The National Authority on Tobacco and Alcohol (NATA) is to bring new laws to amend its Act to regulate smoking in hotels and pubs.

According to law, smoking in public areas is prohibited.

The Sri Lanka Cancer Society (SLCS) highlighted that hotels and restaurants were exploiting loopholes in the law, specifically the NATA (Amendment) Act, which has resulted in non-smokers being exposed to second hand smoke.

President of the SLCS, A.J.B. Anghie said that pubs in several five-star hotels had both smoking areas and non-smoking areas as in the case of airports which had smoking areas, yet in the case of the hotels (with pubs) and restaurants, they served food in smoking areas which were subsequently declared as public areas.

“Food-serving personnel get exposed to second hand smoke and the same personnel serve, in certain cases, those in the non-smoking areas,” he observed.

“The Act does not specify that food cannot be served. This is a lacuna (loophole) in the Act. Nothing is being done by the government to change the Act yet. Elsewhere, apart from the need for awareness regarding cancer, there is a stigma associated with cancer in that people do not want to say that they have cancer. Every family has somebody with cancer,” he said.

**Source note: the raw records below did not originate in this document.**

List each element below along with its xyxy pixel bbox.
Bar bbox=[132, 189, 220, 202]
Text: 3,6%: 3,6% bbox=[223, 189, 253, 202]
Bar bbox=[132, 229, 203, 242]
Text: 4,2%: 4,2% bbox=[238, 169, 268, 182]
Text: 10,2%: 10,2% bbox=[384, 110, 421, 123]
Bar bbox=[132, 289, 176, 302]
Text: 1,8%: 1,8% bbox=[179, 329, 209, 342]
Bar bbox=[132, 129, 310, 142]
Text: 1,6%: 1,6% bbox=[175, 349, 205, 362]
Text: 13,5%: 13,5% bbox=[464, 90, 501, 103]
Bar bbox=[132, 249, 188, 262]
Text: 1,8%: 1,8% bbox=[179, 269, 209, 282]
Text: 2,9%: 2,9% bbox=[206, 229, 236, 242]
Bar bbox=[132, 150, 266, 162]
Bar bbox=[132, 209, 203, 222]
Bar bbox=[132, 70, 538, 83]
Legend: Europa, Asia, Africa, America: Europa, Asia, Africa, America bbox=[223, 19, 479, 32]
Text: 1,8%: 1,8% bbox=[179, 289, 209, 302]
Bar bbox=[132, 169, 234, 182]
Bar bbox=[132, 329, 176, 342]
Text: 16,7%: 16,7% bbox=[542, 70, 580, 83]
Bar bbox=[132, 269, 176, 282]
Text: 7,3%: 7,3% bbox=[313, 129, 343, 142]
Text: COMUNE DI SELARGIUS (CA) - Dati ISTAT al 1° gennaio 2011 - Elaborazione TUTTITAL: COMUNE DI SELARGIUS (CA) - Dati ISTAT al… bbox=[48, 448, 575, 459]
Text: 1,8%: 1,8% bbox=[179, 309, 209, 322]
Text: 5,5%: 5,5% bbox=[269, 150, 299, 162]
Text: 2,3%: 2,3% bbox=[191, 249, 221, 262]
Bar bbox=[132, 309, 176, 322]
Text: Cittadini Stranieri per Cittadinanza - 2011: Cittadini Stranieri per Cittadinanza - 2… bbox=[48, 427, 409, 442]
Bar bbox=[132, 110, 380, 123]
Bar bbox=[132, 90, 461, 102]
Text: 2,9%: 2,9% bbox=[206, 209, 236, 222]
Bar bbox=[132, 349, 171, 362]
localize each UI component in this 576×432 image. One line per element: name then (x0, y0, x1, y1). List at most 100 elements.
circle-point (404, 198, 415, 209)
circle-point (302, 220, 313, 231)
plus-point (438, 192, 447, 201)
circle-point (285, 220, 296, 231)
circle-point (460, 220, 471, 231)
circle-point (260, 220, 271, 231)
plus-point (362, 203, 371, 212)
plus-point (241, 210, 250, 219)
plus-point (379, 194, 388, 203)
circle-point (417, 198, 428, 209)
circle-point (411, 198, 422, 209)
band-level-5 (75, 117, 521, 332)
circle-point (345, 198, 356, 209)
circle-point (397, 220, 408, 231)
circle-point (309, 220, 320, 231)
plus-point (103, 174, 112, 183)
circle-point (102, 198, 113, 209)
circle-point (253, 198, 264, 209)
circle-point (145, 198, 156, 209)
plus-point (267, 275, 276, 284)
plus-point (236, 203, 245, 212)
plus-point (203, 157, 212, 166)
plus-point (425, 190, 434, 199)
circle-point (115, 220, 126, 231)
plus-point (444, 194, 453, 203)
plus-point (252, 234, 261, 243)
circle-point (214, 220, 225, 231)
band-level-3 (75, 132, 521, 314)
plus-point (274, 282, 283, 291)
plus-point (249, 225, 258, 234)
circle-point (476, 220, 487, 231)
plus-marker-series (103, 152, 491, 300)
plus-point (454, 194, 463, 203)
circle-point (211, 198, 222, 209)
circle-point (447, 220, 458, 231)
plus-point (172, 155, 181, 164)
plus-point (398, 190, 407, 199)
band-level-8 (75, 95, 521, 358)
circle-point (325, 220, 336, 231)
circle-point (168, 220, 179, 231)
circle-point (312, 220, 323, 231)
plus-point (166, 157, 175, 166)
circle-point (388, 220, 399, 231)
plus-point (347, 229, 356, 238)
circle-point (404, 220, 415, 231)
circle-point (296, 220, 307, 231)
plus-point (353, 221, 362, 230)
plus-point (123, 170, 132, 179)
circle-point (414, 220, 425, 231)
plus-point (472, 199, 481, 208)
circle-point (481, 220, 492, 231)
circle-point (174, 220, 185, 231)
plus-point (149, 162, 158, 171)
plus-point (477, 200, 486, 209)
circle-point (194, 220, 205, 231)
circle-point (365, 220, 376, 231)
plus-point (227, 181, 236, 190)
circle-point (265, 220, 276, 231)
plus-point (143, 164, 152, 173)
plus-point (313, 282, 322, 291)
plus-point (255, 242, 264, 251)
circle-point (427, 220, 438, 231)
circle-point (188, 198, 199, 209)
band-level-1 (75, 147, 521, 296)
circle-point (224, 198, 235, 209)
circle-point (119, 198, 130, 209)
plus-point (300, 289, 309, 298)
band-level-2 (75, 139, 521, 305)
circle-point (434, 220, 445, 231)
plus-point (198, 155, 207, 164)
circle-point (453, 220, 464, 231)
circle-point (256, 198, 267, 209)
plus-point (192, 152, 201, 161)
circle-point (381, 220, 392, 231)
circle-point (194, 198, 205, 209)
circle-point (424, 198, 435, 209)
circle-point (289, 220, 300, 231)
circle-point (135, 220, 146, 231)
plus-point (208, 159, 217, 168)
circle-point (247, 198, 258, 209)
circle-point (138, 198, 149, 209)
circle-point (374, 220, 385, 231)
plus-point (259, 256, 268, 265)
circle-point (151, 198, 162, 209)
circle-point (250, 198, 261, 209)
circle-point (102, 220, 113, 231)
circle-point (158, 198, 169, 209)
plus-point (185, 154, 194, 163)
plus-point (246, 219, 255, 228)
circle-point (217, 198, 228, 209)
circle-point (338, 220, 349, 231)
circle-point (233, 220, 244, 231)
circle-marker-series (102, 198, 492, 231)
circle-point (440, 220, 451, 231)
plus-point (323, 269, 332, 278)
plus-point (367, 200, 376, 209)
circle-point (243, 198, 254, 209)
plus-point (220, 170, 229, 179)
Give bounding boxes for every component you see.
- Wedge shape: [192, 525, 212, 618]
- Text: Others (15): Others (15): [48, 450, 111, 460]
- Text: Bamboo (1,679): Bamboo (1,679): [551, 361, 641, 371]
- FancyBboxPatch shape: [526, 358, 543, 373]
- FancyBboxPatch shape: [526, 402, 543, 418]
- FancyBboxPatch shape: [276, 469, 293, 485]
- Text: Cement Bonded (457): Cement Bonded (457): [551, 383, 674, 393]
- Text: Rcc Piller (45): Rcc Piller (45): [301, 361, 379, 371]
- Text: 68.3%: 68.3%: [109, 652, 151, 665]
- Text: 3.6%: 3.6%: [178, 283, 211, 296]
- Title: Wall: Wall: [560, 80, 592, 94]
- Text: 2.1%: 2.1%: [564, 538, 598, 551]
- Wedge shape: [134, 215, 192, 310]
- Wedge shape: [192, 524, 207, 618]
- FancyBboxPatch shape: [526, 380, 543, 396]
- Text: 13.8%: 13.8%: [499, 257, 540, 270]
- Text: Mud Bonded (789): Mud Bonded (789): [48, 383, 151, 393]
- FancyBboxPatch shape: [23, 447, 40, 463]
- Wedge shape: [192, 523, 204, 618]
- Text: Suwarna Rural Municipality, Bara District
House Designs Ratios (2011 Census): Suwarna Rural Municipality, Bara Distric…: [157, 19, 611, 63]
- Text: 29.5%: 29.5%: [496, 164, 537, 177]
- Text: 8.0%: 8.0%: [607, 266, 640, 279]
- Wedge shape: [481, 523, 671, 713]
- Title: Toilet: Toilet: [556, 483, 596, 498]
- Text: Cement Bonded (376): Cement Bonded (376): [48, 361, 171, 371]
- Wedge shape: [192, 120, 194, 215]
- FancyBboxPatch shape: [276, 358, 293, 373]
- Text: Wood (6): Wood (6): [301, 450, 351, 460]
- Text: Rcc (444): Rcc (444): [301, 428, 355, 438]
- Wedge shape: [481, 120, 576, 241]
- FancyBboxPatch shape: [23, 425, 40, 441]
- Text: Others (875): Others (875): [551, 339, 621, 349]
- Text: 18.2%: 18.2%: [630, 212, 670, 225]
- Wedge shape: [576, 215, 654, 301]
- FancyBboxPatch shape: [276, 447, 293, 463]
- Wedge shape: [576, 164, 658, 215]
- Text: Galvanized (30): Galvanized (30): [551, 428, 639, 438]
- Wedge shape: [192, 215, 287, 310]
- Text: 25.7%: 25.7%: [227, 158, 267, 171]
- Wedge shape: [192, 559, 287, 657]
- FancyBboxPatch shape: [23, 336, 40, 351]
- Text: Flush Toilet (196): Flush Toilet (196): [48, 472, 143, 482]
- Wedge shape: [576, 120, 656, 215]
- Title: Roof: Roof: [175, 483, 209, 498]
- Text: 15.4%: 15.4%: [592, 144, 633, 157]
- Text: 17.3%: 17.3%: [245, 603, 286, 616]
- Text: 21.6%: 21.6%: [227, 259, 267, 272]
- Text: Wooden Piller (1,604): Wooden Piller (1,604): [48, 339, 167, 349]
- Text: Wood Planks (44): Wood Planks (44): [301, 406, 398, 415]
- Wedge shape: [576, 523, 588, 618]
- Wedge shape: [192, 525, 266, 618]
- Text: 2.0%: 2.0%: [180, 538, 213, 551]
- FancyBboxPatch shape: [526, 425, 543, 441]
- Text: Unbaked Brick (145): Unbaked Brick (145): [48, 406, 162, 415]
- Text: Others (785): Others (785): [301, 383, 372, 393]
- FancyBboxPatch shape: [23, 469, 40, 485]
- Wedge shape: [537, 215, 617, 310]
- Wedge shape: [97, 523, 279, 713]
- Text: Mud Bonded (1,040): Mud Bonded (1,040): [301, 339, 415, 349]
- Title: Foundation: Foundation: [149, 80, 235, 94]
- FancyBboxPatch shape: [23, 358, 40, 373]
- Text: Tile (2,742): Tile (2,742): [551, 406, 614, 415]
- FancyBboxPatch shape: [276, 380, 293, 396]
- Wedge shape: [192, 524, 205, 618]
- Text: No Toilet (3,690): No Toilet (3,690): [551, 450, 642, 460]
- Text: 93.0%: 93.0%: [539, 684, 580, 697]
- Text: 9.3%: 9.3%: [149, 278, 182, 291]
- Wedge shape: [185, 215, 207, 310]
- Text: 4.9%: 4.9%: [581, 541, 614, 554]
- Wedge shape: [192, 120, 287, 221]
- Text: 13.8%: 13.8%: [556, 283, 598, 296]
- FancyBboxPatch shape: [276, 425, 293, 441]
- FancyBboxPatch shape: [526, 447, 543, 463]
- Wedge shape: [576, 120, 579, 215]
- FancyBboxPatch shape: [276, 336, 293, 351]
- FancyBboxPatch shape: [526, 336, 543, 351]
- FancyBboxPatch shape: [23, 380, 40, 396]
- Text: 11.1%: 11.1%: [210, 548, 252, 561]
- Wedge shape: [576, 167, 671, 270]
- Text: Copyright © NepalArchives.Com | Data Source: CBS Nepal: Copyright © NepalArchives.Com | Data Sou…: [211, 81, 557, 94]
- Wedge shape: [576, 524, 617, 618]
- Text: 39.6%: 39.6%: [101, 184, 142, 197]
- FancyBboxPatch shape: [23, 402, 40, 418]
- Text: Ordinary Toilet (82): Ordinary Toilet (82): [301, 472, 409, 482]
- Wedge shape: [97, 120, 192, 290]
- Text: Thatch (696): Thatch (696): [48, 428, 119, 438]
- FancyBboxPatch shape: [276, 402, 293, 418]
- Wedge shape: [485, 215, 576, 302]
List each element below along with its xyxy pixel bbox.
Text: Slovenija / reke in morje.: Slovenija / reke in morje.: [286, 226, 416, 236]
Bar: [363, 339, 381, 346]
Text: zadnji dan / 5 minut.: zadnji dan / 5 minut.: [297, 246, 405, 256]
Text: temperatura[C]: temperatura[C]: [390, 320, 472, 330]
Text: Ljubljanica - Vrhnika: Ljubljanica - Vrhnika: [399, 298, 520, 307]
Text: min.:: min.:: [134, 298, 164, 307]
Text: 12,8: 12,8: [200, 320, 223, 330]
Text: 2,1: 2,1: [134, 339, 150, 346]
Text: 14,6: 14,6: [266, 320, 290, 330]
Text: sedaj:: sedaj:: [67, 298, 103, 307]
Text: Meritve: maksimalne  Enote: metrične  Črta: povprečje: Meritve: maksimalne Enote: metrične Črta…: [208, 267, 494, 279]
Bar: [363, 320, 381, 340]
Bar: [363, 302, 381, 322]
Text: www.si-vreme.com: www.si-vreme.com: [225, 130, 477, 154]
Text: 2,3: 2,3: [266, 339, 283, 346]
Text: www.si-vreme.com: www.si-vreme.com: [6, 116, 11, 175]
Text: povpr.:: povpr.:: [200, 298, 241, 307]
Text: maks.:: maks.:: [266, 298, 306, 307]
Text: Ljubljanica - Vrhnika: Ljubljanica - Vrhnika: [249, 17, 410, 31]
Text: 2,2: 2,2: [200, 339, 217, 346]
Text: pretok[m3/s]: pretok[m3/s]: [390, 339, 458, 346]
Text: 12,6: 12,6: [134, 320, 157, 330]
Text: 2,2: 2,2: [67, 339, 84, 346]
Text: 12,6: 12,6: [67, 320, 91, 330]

Chairman, NATA, Dr. Palitha Abeykoon admitted there were shortcomings in the laws pertaining to smoking in public areas. Accordingly, smoking in closed rooms in hotels is prohibited while there could be separate smoking areas in a partially open place.

“However, the laws do not clearly define what a partially open or close place is. Therefore, we have made amendments in order to clearly define the law,” he said. He added that the amendments were at present with the Legal Draftsman.

According to Anghie, oral cancer caused by betel chewing, lung cancer caused by smoking, and breast and prostate cancer were some of the worst forms of the disease.